在ggplot 中,我们可以使用geom_bar 来画柱状图。
但默认下,柱状图并不需要定义y,我们只需要制定相应的x 或进一步的分组(fill 等),就会对数据进行计数。
但在某些情况下,我们的数据框可能非常大,这时候就可以自己进行计数,然后告诉ggplot 即可。
有两种指定y 的方式:
geom_col
geom_bar(stat = 'identity')
它们的结果都是一样的。
那么该如何分组计数呢?
也非常简单,tidyverse 套件提供了group_by 分组以及summarise 函数,使用n() 计算。
或者直接基础的table 搞定:
## count variant in each sample
tmp1 <- table(mutation_number_order$name, mutation_number_order$Variant_Classification)

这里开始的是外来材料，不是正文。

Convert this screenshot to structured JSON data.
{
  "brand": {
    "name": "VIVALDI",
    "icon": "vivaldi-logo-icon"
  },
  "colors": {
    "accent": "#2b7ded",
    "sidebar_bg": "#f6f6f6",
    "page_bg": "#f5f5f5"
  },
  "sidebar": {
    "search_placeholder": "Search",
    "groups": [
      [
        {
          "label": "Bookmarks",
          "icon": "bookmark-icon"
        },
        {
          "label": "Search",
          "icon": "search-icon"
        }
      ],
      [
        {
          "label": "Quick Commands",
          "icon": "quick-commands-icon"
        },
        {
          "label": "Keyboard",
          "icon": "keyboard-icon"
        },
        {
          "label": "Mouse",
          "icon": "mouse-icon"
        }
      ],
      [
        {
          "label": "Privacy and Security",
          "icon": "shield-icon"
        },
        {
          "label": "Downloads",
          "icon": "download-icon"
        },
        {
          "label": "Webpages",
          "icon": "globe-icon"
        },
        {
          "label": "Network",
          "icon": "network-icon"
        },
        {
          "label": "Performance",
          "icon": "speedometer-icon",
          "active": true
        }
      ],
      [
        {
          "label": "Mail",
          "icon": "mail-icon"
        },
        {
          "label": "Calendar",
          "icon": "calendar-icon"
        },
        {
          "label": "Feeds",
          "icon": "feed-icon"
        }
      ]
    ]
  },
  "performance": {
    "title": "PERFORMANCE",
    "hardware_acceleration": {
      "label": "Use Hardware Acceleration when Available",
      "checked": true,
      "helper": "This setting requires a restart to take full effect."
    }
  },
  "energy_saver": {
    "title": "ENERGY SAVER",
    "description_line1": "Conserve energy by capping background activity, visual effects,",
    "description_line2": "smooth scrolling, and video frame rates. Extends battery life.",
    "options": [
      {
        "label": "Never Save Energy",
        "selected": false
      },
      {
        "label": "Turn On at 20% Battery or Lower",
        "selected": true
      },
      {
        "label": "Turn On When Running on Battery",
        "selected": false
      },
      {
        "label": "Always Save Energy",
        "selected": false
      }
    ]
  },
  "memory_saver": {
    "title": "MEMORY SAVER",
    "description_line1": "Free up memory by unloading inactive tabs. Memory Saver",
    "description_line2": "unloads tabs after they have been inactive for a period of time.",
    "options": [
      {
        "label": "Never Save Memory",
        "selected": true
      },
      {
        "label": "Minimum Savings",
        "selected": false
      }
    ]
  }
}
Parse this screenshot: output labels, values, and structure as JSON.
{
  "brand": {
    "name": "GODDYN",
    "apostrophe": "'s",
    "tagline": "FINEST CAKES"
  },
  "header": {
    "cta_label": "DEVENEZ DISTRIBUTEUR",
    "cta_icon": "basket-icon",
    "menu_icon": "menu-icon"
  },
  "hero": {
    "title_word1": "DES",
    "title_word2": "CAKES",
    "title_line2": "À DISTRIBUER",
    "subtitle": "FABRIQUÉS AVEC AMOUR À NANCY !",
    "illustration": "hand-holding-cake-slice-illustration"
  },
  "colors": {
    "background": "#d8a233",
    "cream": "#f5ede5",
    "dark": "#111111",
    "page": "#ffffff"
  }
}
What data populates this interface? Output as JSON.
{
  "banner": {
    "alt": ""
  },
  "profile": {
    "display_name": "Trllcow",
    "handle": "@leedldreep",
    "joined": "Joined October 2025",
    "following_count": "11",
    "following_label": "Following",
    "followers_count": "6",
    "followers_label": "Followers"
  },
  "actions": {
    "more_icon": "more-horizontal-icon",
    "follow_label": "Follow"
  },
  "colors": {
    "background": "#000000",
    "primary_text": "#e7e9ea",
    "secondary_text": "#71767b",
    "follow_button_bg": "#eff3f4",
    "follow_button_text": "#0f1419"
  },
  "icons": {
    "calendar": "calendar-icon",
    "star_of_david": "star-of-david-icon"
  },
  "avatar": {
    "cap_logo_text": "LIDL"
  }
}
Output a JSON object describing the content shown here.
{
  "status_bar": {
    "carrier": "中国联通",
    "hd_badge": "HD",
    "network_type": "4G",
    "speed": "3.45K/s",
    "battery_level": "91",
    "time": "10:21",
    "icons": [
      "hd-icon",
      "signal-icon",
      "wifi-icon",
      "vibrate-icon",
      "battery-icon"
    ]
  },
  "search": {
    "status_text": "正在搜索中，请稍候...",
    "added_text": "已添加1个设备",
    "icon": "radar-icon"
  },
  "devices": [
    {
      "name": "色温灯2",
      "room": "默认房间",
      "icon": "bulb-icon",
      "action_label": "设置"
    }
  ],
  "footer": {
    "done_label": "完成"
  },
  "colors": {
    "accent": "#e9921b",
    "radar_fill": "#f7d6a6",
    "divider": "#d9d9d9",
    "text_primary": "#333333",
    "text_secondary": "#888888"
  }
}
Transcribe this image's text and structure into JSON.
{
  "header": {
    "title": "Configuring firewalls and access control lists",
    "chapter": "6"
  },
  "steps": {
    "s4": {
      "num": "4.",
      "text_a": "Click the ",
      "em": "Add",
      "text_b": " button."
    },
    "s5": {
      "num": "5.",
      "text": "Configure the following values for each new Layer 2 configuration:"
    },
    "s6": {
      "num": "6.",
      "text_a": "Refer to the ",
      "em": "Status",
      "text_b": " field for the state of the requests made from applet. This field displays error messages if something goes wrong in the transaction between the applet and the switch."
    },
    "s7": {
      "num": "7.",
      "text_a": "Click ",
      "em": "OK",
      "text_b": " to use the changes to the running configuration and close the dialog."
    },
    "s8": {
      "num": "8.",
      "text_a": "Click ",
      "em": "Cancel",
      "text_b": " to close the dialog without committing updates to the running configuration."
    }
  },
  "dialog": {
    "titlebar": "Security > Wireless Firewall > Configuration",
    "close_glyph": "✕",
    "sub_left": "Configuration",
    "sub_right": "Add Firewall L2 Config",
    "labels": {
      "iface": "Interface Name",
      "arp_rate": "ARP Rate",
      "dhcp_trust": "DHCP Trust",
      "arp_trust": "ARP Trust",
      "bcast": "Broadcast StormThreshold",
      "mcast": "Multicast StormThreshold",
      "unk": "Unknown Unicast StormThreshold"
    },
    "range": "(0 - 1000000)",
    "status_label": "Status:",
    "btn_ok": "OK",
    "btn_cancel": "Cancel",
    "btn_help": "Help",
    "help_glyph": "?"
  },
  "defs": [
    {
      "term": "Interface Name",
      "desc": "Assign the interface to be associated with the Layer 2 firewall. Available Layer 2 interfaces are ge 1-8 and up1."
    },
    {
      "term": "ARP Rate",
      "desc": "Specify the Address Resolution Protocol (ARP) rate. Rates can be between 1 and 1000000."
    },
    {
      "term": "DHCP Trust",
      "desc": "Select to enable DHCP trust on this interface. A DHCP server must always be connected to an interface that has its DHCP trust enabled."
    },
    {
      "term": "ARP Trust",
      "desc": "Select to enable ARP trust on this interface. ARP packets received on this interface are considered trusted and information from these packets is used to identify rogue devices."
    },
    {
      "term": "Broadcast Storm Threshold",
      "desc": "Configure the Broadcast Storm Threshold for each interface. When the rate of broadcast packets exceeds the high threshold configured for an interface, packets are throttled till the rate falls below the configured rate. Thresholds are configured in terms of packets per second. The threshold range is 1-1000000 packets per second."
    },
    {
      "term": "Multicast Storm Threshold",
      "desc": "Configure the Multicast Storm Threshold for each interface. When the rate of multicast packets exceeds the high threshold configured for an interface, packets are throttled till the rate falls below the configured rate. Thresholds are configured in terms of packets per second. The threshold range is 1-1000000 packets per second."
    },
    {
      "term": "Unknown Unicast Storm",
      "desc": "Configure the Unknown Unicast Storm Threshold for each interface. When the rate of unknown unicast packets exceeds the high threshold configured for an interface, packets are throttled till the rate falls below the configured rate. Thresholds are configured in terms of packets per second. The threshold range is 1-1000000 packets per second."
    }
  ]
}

tmp1 <- as.data.frame(tmp1)
colnames(tmp1)[1:2] <- c("name", "Variant_Classification")
> head(tmp1)
name Variant_Classification Freq
1 S110011502DT Frame_Shift_Del 38
2 S110011501DT Frame_Shift_Del 41
3 S110020203DT Frame_Shift_Del 36
4 S110030206DT Frame_Shift_Del 43
5 S110030801DT Frame_Shift_Del 50
6 S110020201DT Frame_Shift_Del 49
合并到原表格中,直接画就完事了:
## count variant in each sample
tmp1 <- table(mutation_number_order$name, mutation_number_order$Variant_Classification)
tmp1 <- as.data.frame(tmp1)
colnames(tmp1)[1:2] <- c("name", "Variant_Classification")
head(tmp1)
tmp3 <- merge(mutation_number_order, tmp1, by = c("name", "Variant_Classification"))
mutation_number_final <- unique(tmp3)
colnames(mutation_number_final) <- c("Tumor_Sample_Barcode",
"Variant_Classification",
"Clinical_Type",
"Total_Counts",
"Counts")
max_counts <- max(mutation_number_final$Total_Counts)
# counts plot
p1 <- ggplot(data = mutation_number_final) +
geom_col(mapping = aes(x = Tumor_Sample_Barcode, y = Counts, fill = Variant_Classification), position = "stack") +
barplot_theme + labs(x = NULL, size = 14) + scale_y_continuous(expand=c(0,0)) +
coord_cartesian(ylim = c(0, max_counts + 100))
(p1 <- p1 + labs(y = "Mutation Counts") + scale_x_discrete(expand = expansion(mult = c(0.03,0.05))))
y 也就是table 最后算出来的各组的数值,fill 分组的变量,再stack 也就堆积到一起啦。